FARGO – Those looking to build their dream home in the Fargo-Moorhead area have seen costs rise dramatically since the start of the COVID-19 pandemic.
Kim Hochhalter, vice president of Building Concepts and president of the Home Builders Association of Fargo-Moorhead, said it’s not uncommon for home builders to experience a five-figure increase in the cost of a home. “We’re seeing an increase in an average house between $ 20,000 and $ 30,000 for the person who builds the house,” Hochhalter said.
Driving the dramatic peak is a nightmarish combination of events, the main one being the pandemic.
Beyond COVID-19, however, various other market factors have come into play. On the one hand, despite the pandemic, the number of people interested in building a house “has taken (the suppliers) by surprise. “Hochhalter said, causing supplies to squeeze.
Politics and weather have also played a role in the rocky homebuilding market,
Tariffs on lumber imported into Canada have pushed up costs for U.S. home builders, Hochhalter said. Meanwhile, the wildfires in California and Oregon as well as the recent freezing temperatures in Texas have had a double impact: increasing the number of homes to be built and reducing the supply of domestic wood.
“With the fires in California and Oregon and the recent devastating events in Texas, they anticipate a need for more materials,” Hochhalter noted. Wood lost in the West Coast fires could have built a million homes, she said.
Lumber has seen the biggest increase in costs since the onset of COVID-19. Lumber prices have risen 180% since last spring, according to the National Association of Home Builders. Wood futures (NYSE: LBS) opened in 2020 just north of $ 400 but closed at $ 952.60 on Friday, March 26.

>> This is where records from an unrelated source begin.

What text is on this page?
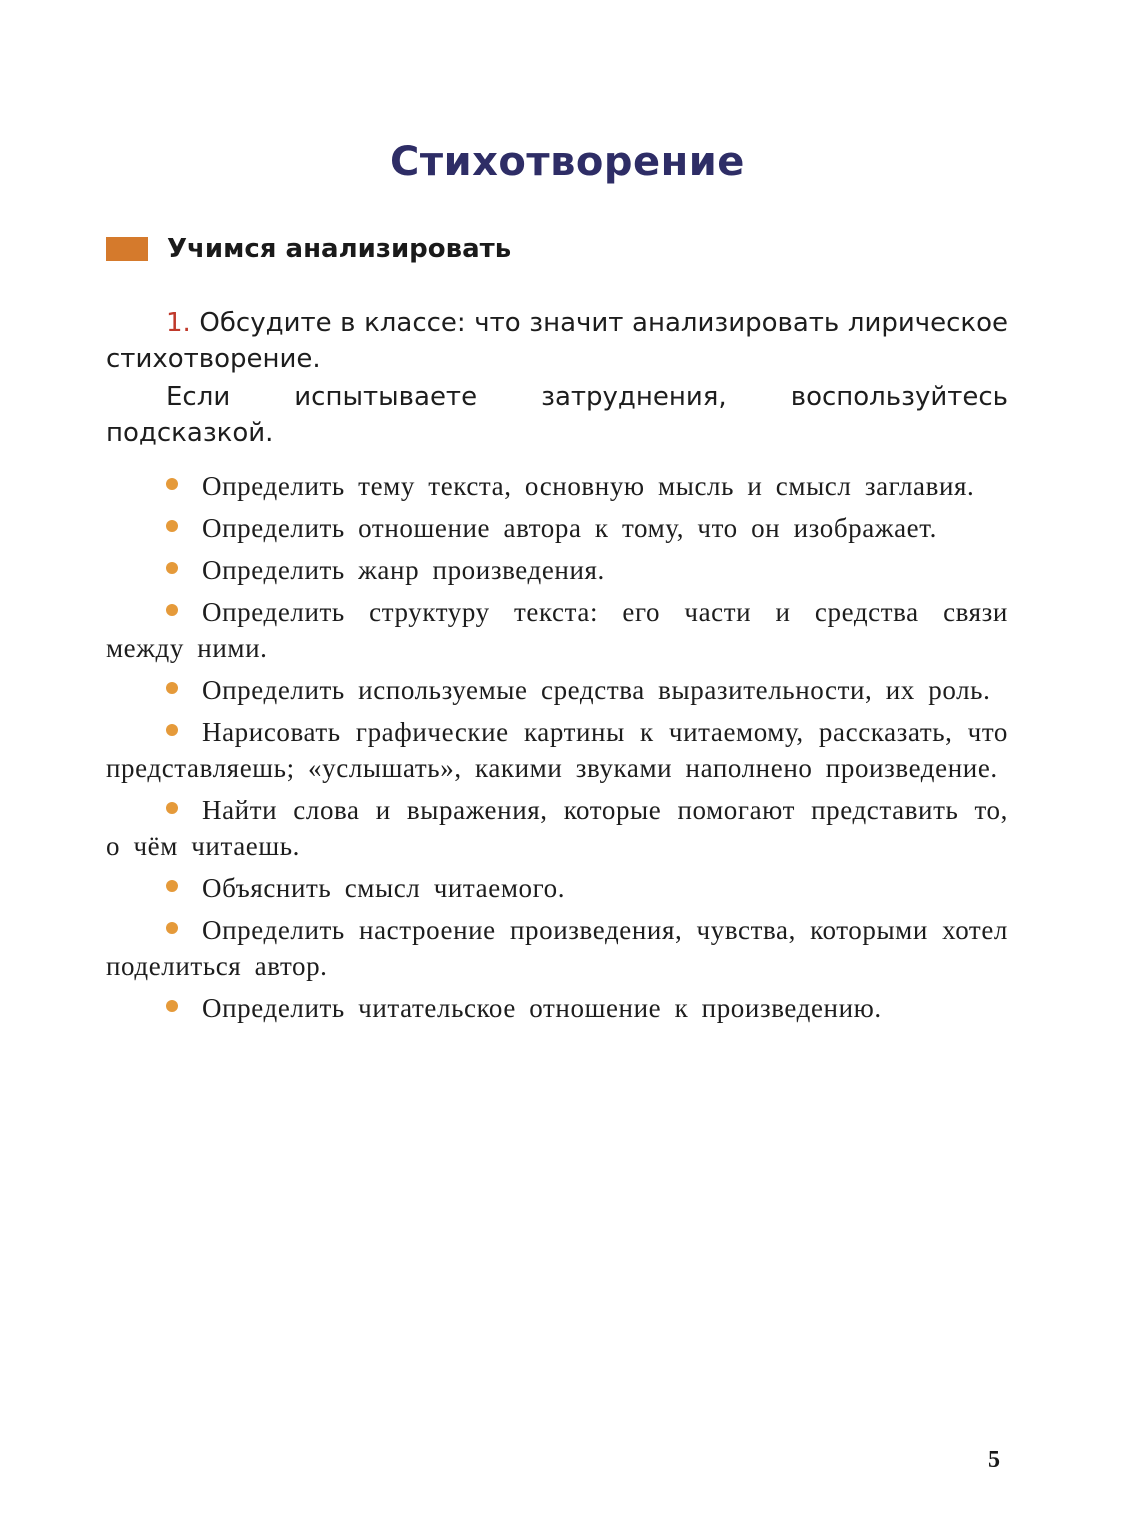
Стихотворение
Учимся анализировать

1. Обсудите в классе: что значит анализировать лирическое стихотворение.

Если испытываете затруднения, воспользуйтесь подсказкой.

Определить тему текста, основную мысль и смысл заглавия.

Определить отношение автора к тому, что он изображает.

Определить жанр произведения.

Определить структуру текста: его части и средства связи между ними.

Определить используемые средства выразительности, их роль.

Нарисовать графические картины к читаемому, рассказать, что представляешь; «услышать», какими звуками наполнено произведение.

Найти слова и выражения, которые помогают представить то, о чём читаешь.

Объяснить смысл читаемого.

Определить настроение произведения, чувства, которыми хотел поделиться автор.

Определить читательское отношение к произведению.

5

Given the volatility of the market, lumber yards can only guarantee prices for three days instead of 30 days as is usually the case, Hochhalter noted.
Steel costs have also fluctuated considerably. “The other day we were looking to price a house and they couldn’t give us a price for steel until the next two days because they knew they were going to get a price increase,” he said. declared Hochhalter. “We see things like this as we price units for our customers. “
Overall, Hochhalter said the complex convergence of market conditions means there are “too many factors” to determine when costs will return to normal. As a result, home builders in the region are working with their customers to ease the impact of volatile commodity prices, either by changing plans or delaying construction to see if market conditions improve.
This year, Hochhalter also predicts that house construction may take longer than usual. “Between the number of houses under construction and the ability of our subcontractors to handle the increase in the number of houses … we plan to add an additional four weeks to our new construction, which we would not normally do,” a- she commented.
The convergence of market factors nationwide has made the residential construction market volatile in the FM region, but Hochhalter believes the situation will improve as lumber yards catch up with demand and lumber prices. Canadian will fall. “It all affects each other, but I believe there is a silver lining in the road,” she said.
With interest rates “remaining low,” Hochhalter added that residents are still choosing to build and the housing market in the metropolitan area remains robust, even though demand currently exceeds supply.
“It’s still a good time to build in our region, that’s for sure. she said.